You are currently viewing Show me the money

Show me the money

“Prior to December 2015, I didn’t have a clue we had a problem with human trafficking in Canada. And as I learned, and others learned, we found new indicators that we could immediately share with each other.”

– Peter Warrack, Bank of Montreal and Project Protect


A powerful and rousing short film by The Economist shows us how fintech and big banks are harnessing technology to shine a light on the fast-moving shadow network of  human trafficking that operates across the globe with increasing scale and sophistication.

Our global awakening to the vast challenge we face in modern day slavery – led by the pioneering work of The Centre for Social Justice and The Modern Slavery Act it championed – has been at every step matched by the growing difficulty we face in preventing it. In Canada, as profiled, the sale of trafficked girls and women is rife, but still relatively unrecognised. One girl alone can fetch a trafficker up to $150,000 a year, feeding into an estimated $250bn annual market. Selling is now hidden behind screens, and girls are moved every few days, making prosecution rates more and more difficult.
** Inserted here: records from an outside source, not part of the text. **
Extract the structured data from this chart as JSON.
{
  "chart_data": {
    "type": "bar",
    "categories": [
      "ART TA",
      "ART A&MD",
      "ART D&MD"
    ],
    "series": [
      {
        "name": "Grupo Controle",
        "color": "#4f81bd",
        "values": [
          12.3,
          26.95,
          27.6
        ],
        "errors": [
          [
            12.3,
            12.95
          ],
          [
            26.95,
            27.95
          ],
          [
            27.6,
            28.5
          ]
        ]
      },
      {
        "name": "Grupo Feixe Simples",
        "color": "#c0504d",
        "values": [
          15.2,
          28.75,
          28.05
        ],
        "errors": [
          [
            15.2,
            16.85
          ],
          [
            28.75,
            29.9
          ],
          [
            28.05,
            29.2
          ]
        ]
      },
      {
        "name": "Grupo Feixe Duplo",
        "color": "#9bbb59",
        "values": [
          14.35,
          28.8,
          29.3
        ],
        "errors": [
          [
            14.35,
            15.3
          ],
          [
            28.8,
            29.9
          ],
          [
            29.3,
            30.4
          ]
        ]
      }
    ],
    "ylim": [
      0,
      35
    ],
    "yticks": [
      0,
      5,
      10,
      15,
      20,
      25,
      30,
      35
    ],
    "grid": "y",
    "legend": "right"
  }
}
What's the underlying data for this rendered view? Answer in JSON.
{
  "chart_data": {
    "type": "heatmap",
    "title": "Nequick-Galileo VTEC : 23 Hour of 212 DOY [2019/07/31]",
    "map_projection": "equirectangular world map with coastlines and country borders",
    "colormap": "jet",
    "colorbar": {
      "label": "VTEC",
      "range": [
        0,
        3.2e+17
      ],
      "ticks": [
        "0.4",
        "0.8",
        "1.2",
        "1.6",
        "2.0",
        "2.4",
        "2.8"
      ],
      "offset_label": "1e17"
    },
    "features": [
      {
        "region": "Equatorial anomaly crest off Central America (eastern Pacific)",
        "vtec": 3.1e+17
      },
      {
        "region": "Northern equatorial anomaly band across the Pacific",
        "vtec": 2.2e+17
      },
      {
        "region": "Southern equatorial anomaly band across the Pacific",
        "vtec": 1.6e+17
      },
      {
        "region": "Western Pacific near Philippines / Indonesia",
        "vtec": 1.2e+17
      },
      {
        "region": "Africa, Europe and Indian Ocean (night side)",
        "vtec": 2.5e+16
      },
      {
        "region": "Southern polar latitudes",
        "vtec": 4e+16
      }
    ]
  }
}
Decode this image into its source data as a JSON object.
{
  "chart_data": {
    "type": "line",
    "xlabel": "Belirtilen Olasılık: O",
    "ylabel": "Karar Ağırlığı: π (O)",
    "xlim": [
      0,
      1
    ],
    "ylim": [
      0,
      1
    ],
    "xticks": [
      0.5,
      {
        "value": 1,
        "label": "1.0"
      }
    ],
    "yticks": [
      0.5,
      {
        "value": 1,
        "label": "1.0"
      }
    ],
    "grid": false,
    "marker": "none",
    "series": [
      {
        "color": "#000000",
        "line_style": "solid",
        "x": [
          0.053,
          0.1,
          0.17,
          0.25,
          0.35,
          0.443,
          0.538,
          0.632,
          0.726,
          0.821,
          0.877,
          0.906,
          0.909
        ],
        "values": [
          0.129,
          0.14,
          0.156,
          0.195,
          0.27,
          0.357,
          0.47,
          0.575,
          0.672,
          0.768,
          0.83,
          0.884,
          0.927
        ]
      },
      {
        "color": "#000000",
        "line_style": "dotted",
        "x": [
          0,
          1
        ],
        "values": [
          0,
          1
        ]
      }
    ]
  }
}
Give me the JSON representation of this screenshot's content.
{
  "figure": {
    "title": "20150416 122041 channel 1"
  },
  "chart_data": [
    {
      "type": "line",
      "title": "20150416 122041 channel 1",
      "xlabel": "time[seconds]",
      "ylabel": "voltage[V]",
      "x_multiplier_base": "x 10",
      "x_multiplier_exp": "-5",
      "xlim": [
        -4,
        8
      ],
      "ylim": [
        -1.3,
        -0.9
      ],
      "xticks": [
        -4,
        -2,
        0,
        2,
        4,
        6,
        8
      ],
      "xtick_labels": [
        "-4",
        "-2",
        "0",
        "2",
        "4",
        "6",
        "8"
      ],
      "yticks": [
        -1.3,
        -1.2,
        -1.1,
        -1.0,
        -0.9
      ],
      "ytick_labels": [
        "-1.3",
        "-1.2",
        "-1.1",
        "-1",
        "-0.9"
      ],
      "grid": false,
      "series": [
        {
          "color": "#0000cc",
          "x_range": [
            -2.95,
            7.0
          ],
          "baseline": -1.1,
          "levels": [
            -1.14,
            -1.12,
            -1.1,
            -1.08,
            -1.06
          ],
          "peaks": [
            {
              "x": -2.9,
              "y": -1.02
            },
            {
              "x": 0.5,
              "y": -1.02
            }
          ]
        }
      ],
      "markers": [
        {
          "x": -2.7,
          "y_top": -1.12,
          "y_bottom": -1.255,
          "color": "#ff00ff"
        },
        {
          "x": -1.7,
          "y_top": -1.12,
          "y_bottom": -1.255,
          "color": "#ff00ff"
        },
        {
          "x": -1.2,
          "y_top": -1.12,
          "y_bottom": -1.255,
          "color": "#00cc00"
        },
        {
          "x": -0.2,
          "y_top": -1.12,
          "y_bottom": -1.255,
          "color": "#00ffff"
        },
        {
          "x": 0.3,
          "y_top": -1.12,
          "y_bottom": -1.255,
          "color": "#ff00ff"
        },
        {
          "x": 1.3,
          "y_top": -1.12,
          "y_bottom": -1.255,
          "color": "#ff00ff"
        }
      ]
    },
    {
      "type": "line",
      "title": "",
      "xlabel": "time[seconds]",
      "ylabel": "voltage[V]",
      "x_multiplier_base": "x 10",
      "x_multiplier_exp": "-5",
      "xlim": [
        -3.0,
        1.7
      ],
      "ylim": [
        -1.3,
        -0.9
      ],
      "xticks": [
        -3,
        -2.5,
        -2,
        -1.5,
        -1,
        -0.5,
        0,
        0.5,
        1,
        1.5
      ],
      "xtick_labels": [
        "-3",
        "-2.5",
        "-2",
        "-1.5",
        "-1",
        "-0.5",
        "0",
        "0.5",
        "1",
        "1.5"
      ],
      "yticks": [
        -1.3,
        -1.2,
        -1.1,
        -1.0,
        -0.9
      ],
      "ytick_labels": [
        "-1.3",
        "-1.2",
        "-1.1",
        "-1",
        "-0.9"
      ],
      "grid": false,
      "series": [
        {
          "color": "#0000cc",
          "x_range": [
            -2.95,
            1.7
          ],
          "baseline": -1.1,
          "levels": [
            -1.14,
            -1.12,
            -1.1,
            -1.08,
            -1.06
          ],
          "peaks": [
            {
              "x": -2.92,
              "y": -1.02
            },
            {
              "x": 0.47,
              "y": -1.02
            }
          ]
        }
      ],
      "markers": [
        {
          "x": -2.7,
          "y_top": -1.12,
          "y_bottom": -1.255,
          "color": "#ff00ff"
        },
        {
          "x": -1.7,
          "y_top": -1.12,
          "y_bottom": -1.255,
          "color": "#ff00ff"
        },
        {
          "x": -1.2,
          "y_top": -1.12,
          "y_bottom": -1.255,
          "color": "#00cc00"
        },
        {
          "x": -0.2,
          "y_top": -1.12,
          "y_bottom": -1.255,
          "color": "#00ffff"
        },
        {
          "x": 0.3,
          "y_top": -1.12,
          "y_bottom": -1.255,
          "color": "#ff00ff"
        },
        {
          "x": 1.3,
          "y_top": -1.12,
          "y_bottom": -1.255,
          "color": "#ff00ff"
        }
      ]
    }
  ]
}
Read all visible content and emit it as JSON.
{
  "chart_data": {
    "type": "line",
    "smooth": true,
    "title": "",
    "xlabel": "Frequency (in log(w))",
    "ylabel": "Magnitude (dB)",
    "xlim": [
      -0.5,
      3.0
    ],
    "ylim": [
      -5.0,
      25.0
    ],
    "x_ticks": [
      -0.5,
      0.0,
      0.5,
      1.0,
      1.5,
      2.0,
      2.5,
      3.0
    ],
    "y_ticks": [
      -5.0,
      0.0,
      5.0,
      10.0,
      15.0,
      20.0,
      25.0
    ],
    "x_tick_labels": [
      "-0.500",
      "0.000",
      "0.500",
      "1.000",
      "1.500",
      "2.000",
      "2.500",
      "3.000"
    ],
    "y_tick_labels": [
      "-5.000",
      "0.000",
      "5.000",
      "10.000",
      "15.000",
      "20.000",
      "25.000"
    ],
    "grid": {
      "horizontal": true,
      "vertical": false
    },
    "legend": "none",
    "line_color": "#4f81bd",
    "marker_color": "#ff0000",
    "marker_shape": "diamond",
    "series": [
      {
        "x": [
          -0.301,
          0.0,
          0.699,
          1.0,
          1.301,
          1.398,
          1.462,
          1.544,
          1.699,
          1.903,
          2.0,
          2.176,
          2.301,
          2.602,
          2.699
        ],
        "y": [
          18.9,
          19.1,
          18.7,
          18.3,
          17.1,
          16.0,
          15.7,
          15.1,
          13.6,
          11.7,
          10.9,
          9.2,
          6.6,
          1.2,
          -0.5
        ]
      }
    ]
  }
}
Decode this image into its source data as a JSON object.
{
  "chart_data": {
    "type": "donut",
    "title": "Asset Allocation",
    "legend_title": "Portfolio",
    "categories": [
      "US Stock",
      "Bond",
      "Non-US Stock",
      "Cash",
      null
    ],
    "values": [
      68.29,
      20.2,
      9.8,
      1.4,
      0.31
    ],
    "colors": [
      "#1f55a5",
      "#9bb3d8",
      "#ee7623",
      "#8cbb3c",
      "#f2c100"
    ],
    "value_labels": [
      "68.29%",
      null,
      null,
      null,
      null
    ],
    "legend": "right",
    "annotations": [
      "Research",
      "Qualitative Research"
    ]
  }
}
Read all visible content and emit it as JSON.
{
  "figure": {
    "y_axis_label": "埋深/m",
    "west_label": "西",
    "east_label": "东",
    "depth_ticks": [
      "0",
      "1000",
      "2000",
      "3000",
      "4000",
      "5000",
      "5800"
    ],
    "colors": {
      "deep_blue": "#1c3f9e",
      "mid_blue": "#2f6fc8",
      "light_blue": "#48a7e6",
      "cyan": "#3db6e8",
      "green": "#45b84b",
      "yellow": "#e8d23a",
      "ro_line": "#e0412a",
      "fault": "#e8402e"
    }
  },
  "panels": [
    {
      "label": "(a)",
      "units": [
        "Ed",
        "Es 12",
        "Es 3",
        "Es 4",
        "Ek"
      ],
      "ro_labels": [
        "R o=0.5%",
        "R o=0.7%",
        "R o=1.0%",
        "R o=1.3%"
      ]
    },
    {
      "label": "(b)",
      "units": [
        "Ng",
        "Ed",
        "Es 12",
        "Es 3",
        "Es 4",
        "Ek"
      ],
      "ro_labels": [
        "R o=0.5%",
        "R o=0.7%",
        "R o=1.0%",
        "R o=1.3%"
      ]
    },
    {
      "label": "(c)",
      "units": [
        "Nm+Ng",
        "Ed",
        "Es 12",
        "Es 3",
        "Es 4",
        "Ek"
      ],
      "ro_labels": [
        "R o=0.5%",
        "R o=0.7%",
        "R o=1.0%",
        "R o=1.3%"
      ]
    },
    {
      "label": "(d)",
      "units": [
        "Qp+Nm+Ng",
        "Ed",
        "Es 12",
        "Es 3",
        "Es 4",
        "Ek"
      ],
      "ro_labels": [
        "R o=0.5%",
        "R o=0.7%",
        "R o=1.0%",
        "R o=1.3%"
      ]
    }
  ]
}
Speaking in the film, former victim and activist Timea described the process of grooming and trafficking a teenage girl as taking under two weeks. But every crime – even the most transient and mercenary – leaves a trace. It was Timea’s brilliant insight, while looking at the bank account of a trafficked girl, that led to Project Protect: a collective endeavour by Canada’s big banks and its regulator to track down traffickers through their financial fingerprints.

They started looking for patterns that could identify the behaviours of a sex trafficker. Now, multiple late night cash deposits at cash machines, with multiple hotel bookings, online advertising payment and other signifiers will automatically alert the banks who work with specialist law enforcement. In just two months, Project Protect led to the successful the breakup of a multiple sex trafficking rings.

But $250bn is a lot of money to clean, and on this front big banks are still lagging behind. Last year, they were fined over $321bn for failing to do enough to clean up the money passing through their coffers. HSBC paid $1.9bn dollars in a prosecution settlement after admitting to playing a knowing role in such behaviour – an unprecedented fee, but (as the film notes) a drop in their relative ocean.

But with 1.2 billion transactions a day taking place across our global financial system, ‘too much information can be just as challenging as not enough’. Banks’ alert systems, now over vigilant to satisfy new regulation, become blunt tools – blocking customers far more than finding criminals. The National Crime Industry is left with the unenviable task of looking for needles in haystacks. But here too we see impressive innovation.

The fintech company QuantaVerse is using machine learning to truly ‘follow the money’ and outsmart the ever-evolving criminal modus operandi. By feeding its algorithms both legitimate and illegitimate data from banks, QuantaVerse is now able to detect a complex landscape of inter-relating factors that map likely trafficking behaviour. But as with all AI, the intelligence will only be as good as the data we feed it. Continued vigilance will be needed to realise the true power of this age of insight.